La jeunesse, un secteur dynamique
Inaugurée avec Le Petit arbre voyageur de Simon, la collection s’est ainsi poursuivie avec Voyage en Amazonie, un récit tiré du voyage de Stéphanie de Bussierre aux côtés d’une tribu amérindienne, les Huni Kuin. Actuellement en cours de réimpression, le titre figurera dans une grande exposition intitulée « Amazônia, créations et futurs autochtones », au Musée du Quai Branly.
Depuis l’arrivée de Justine de Lagausie, ancienne directrice générale de Milan et fondatrice de l’agence Okidokid, spécialisée dans l’accompagnement d’éditeurs, le segment jeunesse a d’ailleurs pris une nouvelle dimension. Forte de 30 ans d’expérience, l’éditrice a ainsi contribué à l’essor des premières lectures avec le lancement d’une collection d’imagiers (Mon premier imagier du Japon, du Portugal…) et de la série Kotori.
En parallèle, la maison a développé un département de livres pratiques, accueillant aussi bien des ouvrages de cuisine (La cuisine bio japonaise, Les superaliments) que des titres liés à la santé et au bien-être (Naturopathie & émotions). « Ces livres ne se contentent pas de présenter des recettes : ils interrogent ce que signifie bien manger pour bien vivre », argue Stéphanie de Bussierre.

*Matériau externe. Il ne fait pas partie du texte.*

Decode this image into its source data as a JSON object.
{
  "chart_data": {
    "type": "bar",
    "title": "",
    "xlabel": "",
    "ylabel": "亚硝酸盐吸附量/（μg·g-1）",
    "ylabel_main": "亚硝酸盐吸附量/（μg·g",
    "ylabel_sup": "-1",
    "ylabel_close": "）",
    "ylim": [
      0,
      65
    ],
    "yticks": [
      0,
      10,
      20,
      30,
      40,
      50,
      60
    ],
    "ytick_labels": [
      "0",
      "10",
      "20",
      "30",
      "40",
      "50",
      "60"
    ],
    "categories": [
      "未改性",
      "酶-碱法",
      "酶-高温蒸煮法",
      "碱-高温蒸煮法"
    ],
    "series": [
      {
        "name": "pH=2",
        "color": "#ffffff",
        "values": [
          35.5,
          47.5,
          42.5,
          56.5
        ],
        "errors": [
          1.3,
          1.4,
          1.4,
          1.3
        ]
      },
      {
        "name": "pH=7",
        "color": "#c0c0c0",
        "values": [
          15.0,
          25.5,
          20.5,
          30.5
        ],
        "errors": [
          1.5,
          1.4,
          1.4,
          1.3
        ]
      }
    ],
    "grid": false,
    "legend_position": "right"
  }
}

« Nous participons à 25 salons par an »
Mêlant littérature de voyage, géographie, jeunesse et enjeux environnementaux, la maison s’est ainsi imposée sur un créneau éditorial de niche, soutenue aujourd’hui par cinq collaborateurs autour de sa fondatrice. Et pour faire vivre la structure, l’équipe ne lésine pas sur les manifestations littéraires. « C’est bien simple, avec Emmanuel (mari de Stéphanie de Bussierre et président de la maison, en charge de la partie gestion-administration), nous participons à 25 salons par an, soit un week-end sur deux », détaille la cheffe des opérations.

Bondues, Bruxelles, Colmar, Saint-Malo, Rennes, Paris ou encore les Vosges – lesquelles accueillent le festival international de la géographie (FIG) où l’éditrice présentera son nouvel ouvrage, Mon Tour de France écolo -, sont autant de destinations parcourues pour pallier la sous-représentation de ses ouvrages en librairie.

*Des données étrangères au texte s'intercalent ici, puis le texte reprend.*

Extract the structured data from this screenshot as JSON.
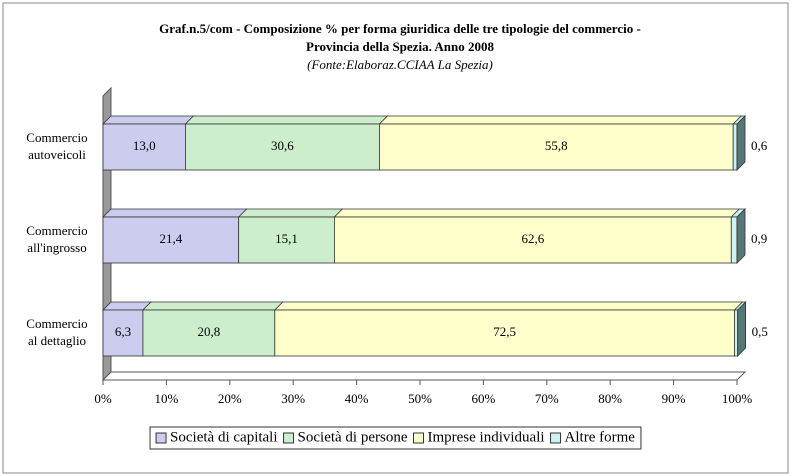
{
  "chart_data": {
    "type": "stacked-bar-horizontal",
    "title": [
      "Graf.n.5/com -  Composizione % per forma giuridica delle tre tipologie del commercio -",
      "Provincia della Spezia. Anno 2008"
    ],
    "subtitle": "(Fonte:Elaboraz.CCIAA La Spezia)",
    "categories": [
      [
        "Commercio",
        "autoveicoli"
      ],
      [
        "Commercio",
        "all'ingrosso"
      ],
      [
        "Commercio",
        "al dettaglio"
      ]
    ],
    "series": [
      {
        "name": "Società di capitali",
        "color": "#ccccee",
        "values": [
          13.0,
          21.4,
          6.3
        ],
        "value_labels": [
          "13,0",
          "21,4",
          "6,3"
        ]
      },
      {
        "name": "Società di persone",
        "color": "#cceecc",
        "values": [
          30.6,
          15.1,
          20.8
        ],
        "value_labels": [
          "30,6",
          "15,1",
          "20,8"
        ]
      },
      {
        "name": "Imprese individuali",
        "color": "#ffffcc",
        "values": [
          55.8,
          62.6,
          72.5
        ],
        "value_labels": [
          "55,8",
          "62,6",
          "72,5"
        ]
      },
      {
        "name": "Altre forme",
        "color": "#ccf2f2",
        "values": [
          0.6,
          0.9,
          0.5
        ],
        "value_labels": [
          "0,6",
          "0,9",
          "0,5"
        ]
      }
    ],
    "xlim": [
      0,
      100
    ],
    "xticks": [
      {
        "value": 0,
        "label": "0%"
      },
      {
        "value": 10,
        "label": "10%"
      },
      {
        "value": 20,
        "label": "20%"
      },
      {
        "value": 30,
        "label": "30%"
      },
      {
        "value": 40,
        "label": "40%"
      },
      {
        "value": 50,
        "label": "50%"
      },
      {
        "value": 60,
        "label": "60%"
      },
      {
        "value": 70,
        "label": "70%"
      },
      {
        "value": 80,
        "label": "80%"
      },
      {
        "value": 90,
        "label": "90%"
      },
      {
        "value": 100,
        "label": "100%"
      }
    ],
    "legend": "bottom"
  }
}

« On n’a pas vraiment le choix, confie Stéphanie de Bussière. En tant que membre de l’Association des éditeurs indépendants d’Île-de-France, je suis aux premières loges de ce type de problématiques ». Celle de la surabondance éditoriale voulant ainsi qu’une nouveauté chasse la précédente, rendant la pérennisation d’un titre difficile, voire impossible.
Écologie et environnement, un choix sans compromis
Malgré les contraintes économiques, Akinomé se veut une maison résolument écologique. Stéphanie de Bussierre veille donc personnellement aux conditions de fabrication des ouvrages : exit le pelliculage, les papiers offset et les couvertures plastifiées ; place aux papiers certifiés, recyclés et recyclables, imprimés en Europe. Refusant le pilon, la maison privilégie également des tirages raisonnés, jamais supérieurs à 3 000 exemplaires, et redistribue les stocks invendus à des organismes comme Biblionef ou Bibliothèques sans frontières.

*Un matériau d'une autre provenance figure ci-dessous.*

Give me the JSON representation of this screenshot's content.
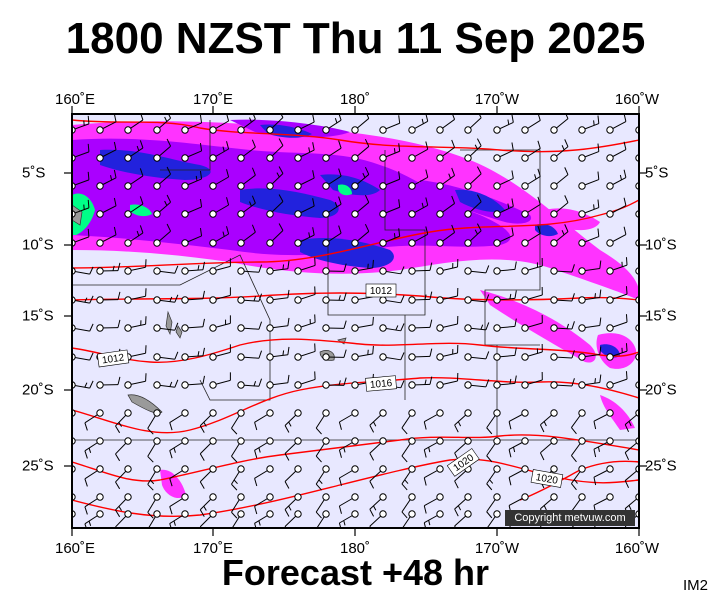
{
  "title": "1800 NZST Thu 11 Sep 2025",
  "footer": "Forecast +48 hr",
  "code": "IM2",
  "copyright": "Copyright metvuw.com",
  "lon_labels": [
    "160˚E",
    "170˚E",
    "180˚",
    "170˚W",
    "160˚W"
  ],
  "lat_labels": [
    "5˚S",
    "10˚S",
    "15˚S",
    "20˚S",
    "25˚S"
  ],
  "isobar_labels": [
    "1012",
    "1012",
    "1016",
    "1020",
    "1020"
  ],
  "colors": {
    "background": "#e8e8ff",
    "isobar": "#ff0000",
    "rain_light": "#ff33ff",
    "rain_medium": "#aa00ff",
    "rain_heavy": "#2222dd",
    "rain_extreme": "#00ff88",
    "land": "#9a9a9a"
  }
}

Et ce n’est pas tout : l’éditrice accorde désormais une attention croissante à la manière dont ses auteurs vivent et racontent leurs voyages. « Par exemple, dans Tous les trains du monde, Virginie Delache décrit ses excursions en Chine, au Japon ou en Égypte, des pays qu’elle a principalement explorés… en train », illustre l’éditrice. Car c’est là, au cœur de sa ligne éditoriale et de son identité, que réside la véritable ambition de la maison, pour les années à venir : apprendre à voyager autrement.